The last is networks - who you know in this world matters so connecting learners to MIT networks where they live and virtually, through our mentorship program and events is critical.

An important effect is the fact that eventually these learners are indeed seen as an extremely talented workforce—potential workforce—and they get the jobs. The recent statistics are quite incredible—77% of students get jobs after completing the program. Imagine the impact if we can maintain this percentage and go from 150 to 500,000 learners.

We combined these four components into a one-year computer and data science certificate program. And that model turned out to be extremely successful—not only successful in terms of students having opportunities to take courses like 6.0001 Introduction to Computer Science and Programming in Python, but also in boosting their confidence. ReACT learners are scoring A’s in courses that are offered at MIT, which is not an easy task. 

Because of that, next year, emerging from ReACT’s proven model, MIT Open Learning is launching a more expansive program with MIT Nurturing Emerging Talent (NET), a broader initiative with scaleable educational programs designed to meet the needs of learners from historically marginalized and underrepresented communities. The Certificate in Computer Data Science Program, as part of MIT NET, will integrate the MIT ReACT cohort into a larger community of learners in a global online program. Leveraging its partnership with MIT NET, MIT ReACT will continue its work in developing, researching, and sharing best practice in refugee education and workforce development to support outcomes for these refugee and displaced communities. 
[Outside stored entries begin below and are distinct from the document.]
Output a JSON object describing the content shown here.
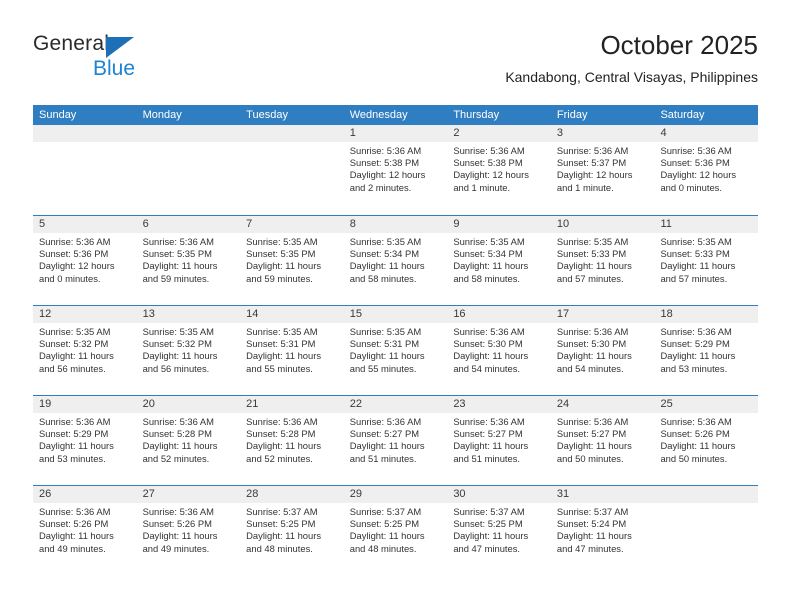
{
  "brand": {
    "name_part1": "General",
    "name_part2": "Blue",
    "triangle_icon": "triangle-icon",
    "accent_color": "#1d83d4"
  },
  "header": {
    "title": "October 2025",
    "subtitle": "Kandabong, Central Visayas, Philippines"
  },
  "theme": {
    "header_blue": "#2f7ec1",
    "band_gray": "#efefef",
    "text": "#333333"
  },
  "calendar": {
    "weekday_headers": [
      "Sunday",
      "Monday",
      "Tuesday",
      "Wednesday",
      "Thursday",
      "Friday",
      "Saturday"
    ],
    "weeks": [
      [
        {
          "day": "",
          "empty": true
        },
        {
          "day": "",
          "empty": true
        },
        {
          "day": "",
          "empty": true
        },
        {
          "day": "1",
          "sunrise": "Sunrise: 5:36 AM",
          "sunset": "Sunset: 5:38 PM",
          "daylight": "Daylight: 12 hours and 2 minutes."
        },
        {
          "day": "2",
          "sunrise": "Sunrise: 5:36 AM",
          "sunset": "Sunset: 5:38 PM",
          "daylight": "Daylight: 12 hours and 1 minute."
        },
        {
          "day": "3",
          "sunrise": "Sunrise: 5:36 AM",
          "sunset": "Sunset: 5:37 PM",
          "daylight": "Daylight: 12 hours and 1 minute."
        },
        {
          "day": "4",
          "sunrise": "Sunrise: 5:36 AM",
          "sunset": "Sunset: 5:36 PM",
          "daylight": "Daylight: 12 hours and 0 minutes."
        }
      ],
      [
        {
          "day": "5",
          "sunrise": "Sunrise: 5:36 AM",
          "sunset": "Sunset: 5:36 PM",
          "daylight": "Daylight: 12 hours and 0 minutes."
        },
        {
          "day": "6",
          "sunrise": "Sunrise: 5:36 AM",
          "sunset": "Sunset: 5:35 PM",
          "daylight": "Daylight: 11 hours and 59 minutes."
        },
        {
          "day": "7",
          "sunrise": "Sunrise: 5:35 AM",
          "sunset": "Sunset: 5:35 PM",
          "daylight": "Daylight: 11 hours and 59 minutes."
        },
        {
          "day": "8",
          "sunrise": "Sunrise: 5:35 AM",
          "sunset": "Sunset: 5:34 PM",
          "daylight": "Daylight: 11 hours and 58 minutes."
        },
        {
          "day": "9",
          "sunrise": "Sunrise: 5:35 AM",
          "sunset": "Sunset: 5:34 PM",
          "daylight": "Daylight: 11 hours and 58 minutes."
        },
        {
          "day": "10",
          "sunrise": "Sunrise: 5:35 AM",
          "sunset": "Sunset: 5:33 PM",
          "daylight": "Daylight: 11 hours and 57 minutes."
        },
        {
          "day": "11",
          "sunrise": "Sunrise: 5:35 AM",
          "sunset": "Sunset: 5:33 PM",
          "daylight": "Daylight: 11 hours and 57 minutes."
        }
      ],
      [
        {
          "day": "12",
          "sunrise": "Sunrise: 5:35 AM",
          "sunset": "Sunset: 5:32 PM",
          "daylight": "Daylight: 11 hours and 56 minutes."
        },
        {
          "day": "13",
          "sunrise": "Sunrise: 5:35 AM",
          "sunset": "Sunset: 5:32 PM",
          "daylight": "Daylight: 11 hours and 56 minutes."
        },
        {
          "day": "14",
          "sunrise": "Sunrise: 5:35 AM",
          "sunset": "Sunset: 5:31 PM",
          "daylight": "Daylight: 11 hours and 55 minutes."
        },
        {
          "day": "15",
          "sunrise": "Sunrise: 5:35 AM",
          "sunset": "Sunset: 5:31 PM",
          "daylight": "Daylight: 11 hours and 55 minutes."
        },
        {
          "day": "16",
          "sunrise": "Sunrise: 5:36 AM",
          "sunset": "Sunset: 5:30 PM",
          "daylight": "Daylight: 11 hours and 54 minutes."
        },
        {
          "day": "17",
          "sunrise": "Sunrise: 5:36 AM",
          "sunset": "Sunset: 5:30 PM",
          "daylight": "Daylight: 11 hours and 54 minutes."
        },
        {
          "day": "18",
          "sunrise": "Sunrise: 5:36 AM",
          "sunset": "Sunset: 5:29 PM",
          "daylight": "Daylight: 11 hours and 53 minutes."
        }
      ],
      [
        {
          "day": "19",
          "sunrise": "Sunrise: 5:36 AM",
          "sunset": "Sunset: 5:29 PM",
          "daylight": "Daylight: 11 hours and 53 minutes."
        },
        {
          "day": "20",
          "sunrise": "Sunrise: 5:36 AM",
          "sunset": "Sunset: 5:28 PM",
          "daylight": "Daylight: 11 hours and 52 minutes."
        },
        {
          "day": "21",
          "sunrise": "Sunrise: 5:36 AM",
          "sunset": "Sunset: 5:28 PM",
          "daylight": "Daylight: 11 hours and 52 minutes."
        },
        {
          "day": "22",
          "sunrise": "Sunrise: 5:36 AM",
          "sunset": "Sunset: 5:27 PM",
          "daylight": "Daylight: 11 hours and 51 minutes."
        },
        {
          "day": "23",
          "sunrise": "Sunrise: 5:36 AM",
          "sunset": "Sunset: 5:27 PM",
          "daylight": "Daylight: 11 hours and 51 minutes."
        },
        {
          "day": "24",
          "sunrise": "Sunrise: 5:36 AM",
          "sunset": "Sunset: 5:27 PM",
          "daylight": "Daylight: 11 hours and 50 minutes."
        },
        {
          "day": "25",
          "sunrise": "Sunrise: 5:36 AM",
          "sunset": "Sunset: 5:26 PM",
          "daylight": "Daylight: 11 hours and 50 minutes."
        }
      ],
      [
        {
          "day": "26",
          "sunrise": "Sunrise: 5:36 AM",
          "sunset": "Sunset: 5:26 PM",
          "daylight": "Daylight: 11 hours and 49 minutes."
        },
        {
          "day": "27",
          "sunrise": "Sunrise: 5:36 AM",
          "sunset": "Sunset: 5:26 PM",
          "daylight": "Daylight: 11 hours and 49 minutes."
        },
        {
          "day": "28",
          "sunrise": "Sunrise: 5:37 AM",
          "sunset": "Sunset: 5:25 PM",
          "daylight": "Daylight: 11 hours and 48 minutes."
        },
        {
          "day": "29",
          "sunrise": "Sunrise: 5:37 AM",
          "sunset": "Sunset: 5:25 PM",
          "daylight": "Daylight: 11 hours and 48 minutes."
        },
        {
          "day": "30",
          "sunrise": "Sunrise: 5:37 AM",
          "sunset": "Sunset: 5:25 PM",
          "daylight": "Daylight: 11 hours and 47 minutes."
        },
        {
          "day": "31",
          "sunrise": "Sunrise: 5:37 AM",
          "sunset": "Sunset: 5:24 PM",
          "daylight": "Daylight: 11 hours and 47 minutes."
        },
        {
          "day": "",
          "empty": true
        }
      ]
    ]
  }
}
Tell us a little about your research comparing internships and self-guided experiential projects as education vehicles.

We realized that many students are maybe not interested in getting a coding job. Maybe they are interested in developing a company or maybe they're interested in academia. So, the point here is, what is this experiential learning component of these unconventional educational pathways? What should the last component look like? That is an interesting avenue of research. Is it a capstone project? Is it working for a company? Is it writing a business plan?

The key question is, whether to keep pursuing internships with companies, or are there other opportunities and solutions that might work better? We're working to improve the ReACT model with this research.

What is your favorite thing about MIT?

There are many things that I love about MIT. One is definitely students, including ReACT learners. We are privileged to attract beautiful minds. And being surrounded by beautiful minds is the best thing that can happen to you. That's something I experience everyday.